We are really proud of our Guide, which we could not have published without the help of the HHS Office for Civil Rights (@hhsocr), the HHS office that is responsible for HIPAA regulations and enforcement. We hope you find it useful. Let us know what you think!


  1. John Dodd says:

    I think there is a need for a future vision of the use of attribute-based access management and use of Cloud and InterCloud Security and Privacy Policies and protection mechanisms that can be used for nation-wide interoperability that can scale. The HIE approaches of 10 years ago can not scale but can be put into the cloud and cross cloud interoperability can be protected. The technologies for such information sharing can be leveraged from defense and intelligence. I describe the approach in the book I am developing and would share with ONC. We have to future scape the views and than incrementally evolve to it.
    John Dodd

  2. Andy Nold says:

    For relatively current information on best practices for “Cloud and InterCloud Security and Privacy Policies”, I recommend the study materials for the Certificate in Cloud Security Knowledge, provided by the Cloud Security Alliance ( The study materials provided numerous points for Privacy and Legal concerns.

  3. William says:

    Good information about an important subject, thank you. I am particularly interested in the guidance relating to the exchange of information regarding patients and treatment.

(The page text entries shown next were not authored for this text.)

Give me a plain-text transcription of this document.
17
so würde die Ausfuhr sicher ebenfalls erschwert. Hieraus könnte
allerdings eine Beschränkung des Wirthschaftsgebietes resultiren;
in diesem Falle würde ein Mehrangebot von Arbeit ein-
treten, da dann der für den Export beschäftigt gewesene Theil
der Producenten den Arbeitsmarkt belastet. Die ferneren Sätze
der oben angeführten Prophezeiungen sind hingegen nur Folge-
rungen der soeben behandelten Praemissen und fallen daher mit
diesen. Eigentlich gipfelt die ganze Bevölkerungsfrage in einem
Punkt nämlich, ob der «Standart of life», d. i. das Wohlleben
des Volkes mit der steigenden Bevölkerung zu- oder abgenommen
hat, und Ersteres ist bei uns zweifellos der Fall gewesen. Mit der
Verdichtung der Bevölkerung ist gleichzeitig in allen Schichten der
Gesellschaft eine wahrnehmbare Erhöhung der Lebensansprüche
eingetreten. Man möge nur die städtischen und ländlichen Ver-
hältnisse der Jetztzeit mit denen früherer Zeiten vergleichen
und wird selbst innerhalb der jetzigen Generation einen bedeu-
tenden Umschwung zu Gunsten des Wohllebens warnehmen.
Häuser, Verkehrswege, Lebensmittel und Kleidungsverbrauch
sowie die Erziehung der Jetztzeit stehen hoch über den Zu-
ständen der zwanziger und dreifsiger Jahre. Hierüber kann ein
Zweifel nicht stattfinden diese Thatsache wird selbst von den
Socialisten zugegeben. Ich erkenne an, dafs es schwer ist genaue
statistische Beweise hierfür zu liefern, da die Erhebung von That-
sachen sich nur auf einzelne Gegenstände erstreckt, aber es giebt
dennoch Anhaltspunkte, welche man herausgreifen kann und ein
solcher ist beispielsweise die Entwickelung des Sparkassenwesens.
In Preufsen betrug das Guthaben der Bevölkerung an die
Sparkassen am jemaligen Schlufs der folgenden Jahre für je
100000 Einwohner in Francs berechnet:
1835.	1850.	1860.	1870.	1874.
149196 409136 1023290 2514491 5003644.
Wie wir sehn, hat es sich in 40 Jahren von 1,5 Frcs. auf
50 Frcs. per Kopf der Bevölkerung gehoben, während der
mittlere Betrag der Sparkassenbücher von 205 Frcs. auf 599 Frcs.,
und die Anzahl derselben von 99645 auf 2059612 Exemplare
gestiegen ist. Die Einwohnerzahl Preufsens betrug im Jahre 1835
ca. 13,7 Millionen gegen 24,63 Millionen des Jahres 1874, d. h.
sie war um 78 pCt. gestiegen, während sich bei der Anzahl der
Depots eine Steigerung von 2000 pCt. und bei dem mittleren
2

As part of a joined-up system of healthcare it is naturally important that all the relevant information should be available to the different parties treating a person. But the challenge is to protect the security and privacy of the patient while still providing the best possible joined-up care.

  4. Lynn says:

    I sighed in a the doctors office sat down only to be called back up to go pee in a cup. I man came in behind me and signed in and came over to sit beside me. In a few min. he returned to the desk looked at the sign in sheet where the office staff had run an narrow ink line through the names. He sat down again and immediately began calling my name and directing his attention totally to me. The room was full and the people became uncomfortable. As a R.N. there were indications something was wrong with him-was I the target- I did not know him. I tried to softly say yes or act as if I could not hear all his questions and comments and kept looking at my magazine. I felt very uncomfortable and the staff knew it. We descalated the situation by removing me to a back office. Would this have happened if he could not see our names on the sign in sheet? I know there are forms that would delete the name seeing issue. I deserve my visit with my doctor to be protected physically and by HIPPA.